Dia disebut menculik istri tercantik Tumenggung Wiraguna, salah satu abdi dalem senior kesayangan Sultan Atung.

Perbuatan Raden Mas Sayyidin ini kemudian dilaporkan oleh adik-adiknya, termasuk Pangeran Alit.

Harapan Pangeran Alit, gelar Putra Mahkota dilepas dari Mas Sayyidin, dan diberikan kepadanya.

Tapi ternyata Sultan Agung cuma memarahinya, sementara gelar itu masih melekat kepadanya.

Di sisi lain, Tumenggung Wiraguna yang sangat marah lalu membunuh istri tercantiknya itu setelah dikembalikan oleh Mas Sayyidin.

Begitulah masa muda Amangkurat I yang kontroversial itu.

Bantai pemuka agama

Kontroversi terbesar Amangkurat I tentu saja tuduhan dia membantai ribuan ulama dan keluarganya.

Bagaimana ceritanya?

Pada suatu siang ada 1647/1648, pembantaian besar terhadap sekitar 5.000-6.000 ulama dan anggota keluarga mereka terjadi di alun-alun Keraton Plered.

Mereka dibunuh hanya dalam waktu kurang dari tiga puluh menit.

Pembantaian ini diperintahkan oleh Amangkurat I dengan motif untuk membalas dendam.

Hal ini terjadi lantaran dua hari sebelumnya adiknya yang bernama Raden Mas Alit atau Pangeran Danupoyo dengan bantuan Tumenggung Wiraguna mencoba menjatuhkannya dari takhta.

Walaupun upaya kudeta ini gagal dan Raden Mas Alit terbunuh dalam peristiwa tersebut, Amangkurat ingin menumpas kelompok yang diduga bersekongkol dengan adiknya--termasuk para pemuka agama.

Selama perencanaan pembantaian ini, sang sunan ingin agar tindakan balas dendam ini dilakukan tanpa diketahui siapa dalang di balik kejadian tersebut.

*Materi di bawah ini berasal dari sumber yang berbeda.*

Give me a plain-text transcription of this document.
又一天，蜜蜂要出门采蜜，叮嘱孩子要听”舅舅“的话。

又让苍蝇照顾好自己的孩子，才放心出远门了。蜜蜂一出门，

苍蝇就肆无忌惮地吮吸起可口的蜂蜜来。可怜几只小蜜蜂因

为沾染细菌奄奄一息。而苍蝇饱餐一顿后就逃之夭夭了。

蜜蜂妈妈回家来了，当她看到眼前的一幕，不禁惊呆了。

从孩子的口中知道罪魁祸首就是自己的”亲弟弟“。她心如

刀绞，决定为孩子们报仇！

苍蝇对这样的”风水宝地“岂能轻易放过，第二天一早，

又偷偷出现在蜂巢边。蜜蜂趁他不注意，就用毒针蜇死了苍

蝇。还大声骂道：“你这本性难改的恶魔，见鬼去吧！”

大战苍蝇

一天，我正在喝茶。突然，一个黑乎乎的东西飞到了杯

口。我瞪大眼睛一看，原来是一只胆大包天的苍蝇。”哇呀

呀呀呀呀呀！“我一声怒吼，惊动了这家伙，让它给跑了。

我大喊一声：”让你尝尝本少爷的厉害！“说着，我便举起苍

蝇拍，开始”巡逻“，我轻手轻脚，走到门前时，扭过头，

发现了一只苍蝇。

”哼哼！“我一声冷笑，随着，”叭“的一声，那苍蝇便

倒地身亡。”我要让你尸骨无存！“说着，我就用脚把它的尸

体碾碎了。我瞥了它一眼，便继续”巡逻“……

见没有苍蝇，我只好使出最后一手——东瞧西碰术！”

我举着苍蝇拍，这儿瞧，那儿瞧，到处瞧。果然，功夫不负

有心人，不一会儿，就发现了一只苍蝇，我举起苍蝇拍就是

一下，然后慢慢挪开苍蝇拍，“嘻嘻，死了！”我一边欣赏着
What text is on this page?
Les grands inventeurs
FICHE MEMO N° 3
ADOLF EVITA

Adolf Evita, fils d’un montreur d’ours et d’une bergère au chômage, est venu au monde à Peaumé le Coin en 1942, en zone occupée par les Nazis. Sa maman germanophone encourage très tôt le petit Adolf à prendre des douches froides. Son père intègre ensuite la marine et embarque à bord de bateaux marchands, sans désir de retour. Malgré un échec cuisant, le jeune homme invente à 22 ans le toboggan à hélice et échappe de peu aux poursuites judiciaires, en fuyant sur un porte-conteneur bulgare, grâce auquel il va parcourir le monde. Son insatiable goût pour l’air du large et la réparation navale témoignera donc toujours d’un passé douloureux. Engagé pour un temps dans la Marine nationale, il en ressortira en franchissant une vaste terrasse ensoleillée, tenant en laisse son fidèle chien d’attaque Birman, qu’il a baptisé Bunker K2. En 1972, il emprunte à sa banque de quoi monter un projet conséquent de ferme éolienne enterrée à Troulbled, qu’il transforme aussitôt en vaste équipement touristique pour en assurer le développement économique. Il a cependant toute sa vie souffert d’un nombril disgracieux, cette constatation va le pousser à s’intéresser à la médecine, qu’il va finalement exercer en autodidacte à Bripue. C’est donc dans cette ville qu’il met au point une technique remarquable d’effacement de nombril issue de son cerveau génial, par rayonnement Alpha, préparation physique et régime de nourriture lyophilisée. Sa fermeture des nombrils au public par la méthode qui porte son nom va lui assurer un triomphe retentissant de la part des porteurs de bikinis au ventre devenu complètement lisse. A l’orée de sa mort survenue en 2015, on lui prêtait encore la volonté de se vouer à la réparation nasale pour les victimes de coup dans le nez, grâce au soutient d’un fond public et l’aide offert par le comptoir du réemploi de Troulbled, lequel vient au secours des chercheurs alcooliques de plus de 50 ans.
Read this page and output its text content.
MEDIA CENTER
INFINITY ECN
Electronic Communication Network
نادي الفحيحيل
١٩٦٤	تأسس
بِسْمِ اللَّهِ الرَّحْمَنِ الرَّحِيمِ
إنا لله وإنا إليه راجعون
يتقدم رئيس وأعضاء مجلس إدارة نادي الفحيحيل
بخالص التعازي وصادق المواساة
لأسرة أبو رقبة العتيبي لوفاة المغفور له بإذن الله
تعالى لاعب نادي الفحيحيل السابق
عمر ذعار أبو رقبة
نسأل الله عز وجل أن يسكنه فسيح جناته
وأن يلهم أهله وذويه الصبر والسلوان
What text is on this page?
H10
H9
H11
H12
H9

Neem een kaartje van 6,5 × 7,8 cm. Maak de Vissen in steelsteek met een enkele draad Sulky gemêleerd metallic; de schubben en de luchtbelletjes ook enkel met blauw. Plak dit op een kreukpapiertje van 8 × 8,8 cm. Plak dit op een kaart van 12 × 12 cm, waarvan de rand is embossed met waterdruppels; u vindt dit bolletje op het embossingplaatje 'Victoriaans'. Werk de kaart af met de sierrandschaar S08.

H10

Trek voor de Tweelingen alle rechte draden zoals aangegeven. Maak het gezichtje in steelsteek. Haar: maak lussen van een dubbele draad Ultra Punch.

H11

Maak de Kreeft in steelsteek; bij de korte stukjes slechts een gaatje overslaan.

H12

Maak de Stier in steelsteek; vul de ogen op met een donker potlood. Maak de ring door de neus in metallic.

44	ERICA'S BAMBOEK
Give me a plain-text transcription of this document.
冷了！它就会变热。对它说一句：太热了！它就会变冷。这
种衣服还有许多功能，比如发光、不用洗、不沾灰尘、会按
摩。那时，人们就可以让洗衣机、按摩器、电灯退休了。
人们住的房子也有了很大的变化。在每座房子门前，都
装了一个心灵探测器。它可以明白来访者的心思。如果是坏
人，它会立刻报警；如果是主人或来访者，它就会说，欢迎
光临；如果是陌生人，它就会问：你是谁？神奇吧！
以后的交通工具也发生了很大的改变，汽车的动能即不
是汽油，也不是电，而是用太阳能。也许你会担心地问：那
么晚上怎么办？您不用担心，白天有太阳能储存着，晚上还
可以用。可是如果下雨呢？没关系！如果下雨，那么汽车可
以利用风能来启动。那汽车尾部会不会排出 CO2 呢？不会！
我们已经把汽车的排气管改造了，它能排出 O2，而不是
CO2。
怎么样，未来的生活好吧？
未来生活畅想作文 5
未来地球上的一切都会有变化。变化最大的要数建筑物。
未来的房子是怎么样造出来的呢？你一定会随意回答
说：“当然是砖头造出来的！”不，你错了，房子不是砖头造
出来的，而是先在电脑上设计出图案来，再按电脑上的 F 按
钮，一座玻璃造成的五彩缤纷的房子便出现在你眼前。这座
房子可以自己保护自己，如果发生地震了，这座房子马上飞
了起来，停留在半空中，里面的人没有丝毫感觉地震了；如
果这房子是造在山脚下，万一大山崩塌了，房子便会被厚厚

Terdapat empat orang pembesar keraton yang diberi tugas untuk menjalankan rencana ini.

Mereka adalah Pangeran Aria, Tumenggung Nataairnawa, Tumenggung Suranata, dan Ngabehi Wirapatra.

Mereka berempat diperintahkan untuk bergerak ke empat penjuru mata angin untuk melancarkan pembantaian ini.

Menurut sejarawan H.J. de Graaf, Amangkurat juga berpesan agar tidak ada satu pemuka agama pun yang diloloskan dari pembantaian ini.

Permulaan pembantaian ini konon diisyaratkan dengan bunyi tembakan meriam dari arah istana.

Sumber sejarah setempat tidak mencatat bagaimana pembantaian ini benar-benar berlangsung, dan satu-satunya sumber sejarah yang ada adalah catatan Gubernur Jenderal VOC Rijcklof van Goens, yang sedang bertugas di Mataram ketika peristiwa ini terjadi.

Amangkurat berupaya menyembunyikan keterlibatannya dalam pembantaian ini.

Pada hari berikutnya, ia berpura-pura marah dan terkejut.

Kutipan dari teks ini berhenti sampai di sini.